Here's a buzzword to remember: Autostereoscopic. What is it? Put simply, it's a type of display that allows for 3D content without having to wear any funny looking glasses, and several major manufacturers are jumping on board. Toshiba is one of the first out of the gates with an autostereoscopic high-definition display, which measures 21 inches and supports a 1280x800 pixel resolution (WXGA).
"To date most 3D products have used special glasses to separate a picture into two images: one for the left eye and the other for the right eye," Toshiba explains . "But the market has strongly desired a more versatile and glasses-free approach that could be used anywhere. This new product employs an integral imaging system (a “light field” display) to reproduce a real object as a 3D image that can be viewed without glasses over a wide range of viewing angles. Therefore, the display is suitable for 3D monitors used for advertisements and entertainment appliances."

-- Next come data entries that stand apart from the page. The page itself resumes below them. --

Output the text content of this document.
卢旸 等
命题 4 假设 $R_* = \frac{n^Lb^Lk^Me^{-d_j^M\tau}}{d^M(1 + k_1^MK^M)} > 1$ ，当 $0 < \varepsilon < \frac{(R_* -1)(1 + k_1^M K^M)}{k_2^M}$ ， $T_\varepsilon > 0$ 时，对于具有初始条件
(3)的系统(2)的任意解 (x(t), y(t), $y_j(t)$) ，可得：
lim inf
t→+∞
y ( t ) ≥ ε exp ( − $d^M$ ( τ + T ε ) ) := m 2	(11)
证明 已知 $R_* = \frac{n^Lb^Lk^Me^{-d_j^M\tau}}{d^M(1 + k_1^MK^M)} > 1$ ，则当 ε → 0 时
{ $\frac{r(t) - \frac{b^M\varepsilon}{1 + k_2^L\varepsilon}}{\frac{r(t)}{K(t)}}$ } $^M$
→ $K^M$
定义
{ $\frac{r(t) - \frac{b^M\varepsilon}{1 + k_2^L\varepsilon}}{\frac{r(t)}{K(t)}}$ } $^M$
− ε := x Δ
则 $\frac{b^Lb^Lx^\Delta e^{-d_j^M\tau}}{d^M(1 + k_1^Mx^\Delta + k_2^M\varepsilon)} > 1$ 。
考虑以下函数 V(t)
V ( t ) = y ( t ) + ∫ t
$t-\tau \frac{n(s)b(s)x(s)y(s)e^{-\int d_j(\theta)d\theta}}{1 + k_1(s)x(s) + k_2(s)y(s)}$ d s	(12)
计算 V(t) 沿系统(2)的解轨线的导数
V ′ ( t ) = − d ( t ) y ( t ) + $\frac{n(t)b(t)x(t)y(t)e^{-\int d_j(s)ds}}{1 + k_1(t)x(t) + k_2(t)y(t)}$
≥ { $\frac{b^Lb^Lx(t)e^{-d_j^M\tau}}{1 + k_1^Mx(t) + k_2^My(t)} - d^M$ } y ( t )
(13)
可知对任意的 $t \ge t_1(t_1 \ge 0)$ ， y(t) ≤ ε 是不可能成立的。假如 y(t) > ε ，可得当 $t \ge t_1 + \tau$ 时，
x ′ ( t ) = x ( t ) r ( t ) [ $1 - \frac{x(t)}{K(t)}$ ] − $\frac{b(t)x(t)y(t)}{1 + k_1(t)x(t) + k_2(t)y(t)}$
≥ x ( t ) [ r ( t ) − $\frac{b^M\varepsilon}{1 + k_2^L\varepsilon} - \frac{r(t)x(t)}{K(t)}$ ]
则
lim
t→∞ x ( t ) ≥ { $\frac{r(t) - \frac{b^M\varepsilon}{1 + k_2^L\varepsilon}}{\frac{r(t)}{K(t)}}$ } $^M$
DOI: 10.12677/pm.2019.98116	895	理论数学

Toshiba says its new 21-inch display adopts a lens sheet to control reduction in surface luminance intensity so that it's every bit as bright as a standard 2D display. When it will ship and for how much remains to be seen, but Toshiba isn't alone here. Both Sharp and Hitachi are working on autosterescopic 3D displays of their own, though on a smaller scale. Word on the Web is that one or both of these manufacturers will provide the 3D panel for Nintendo's upcoming 3DS handheld.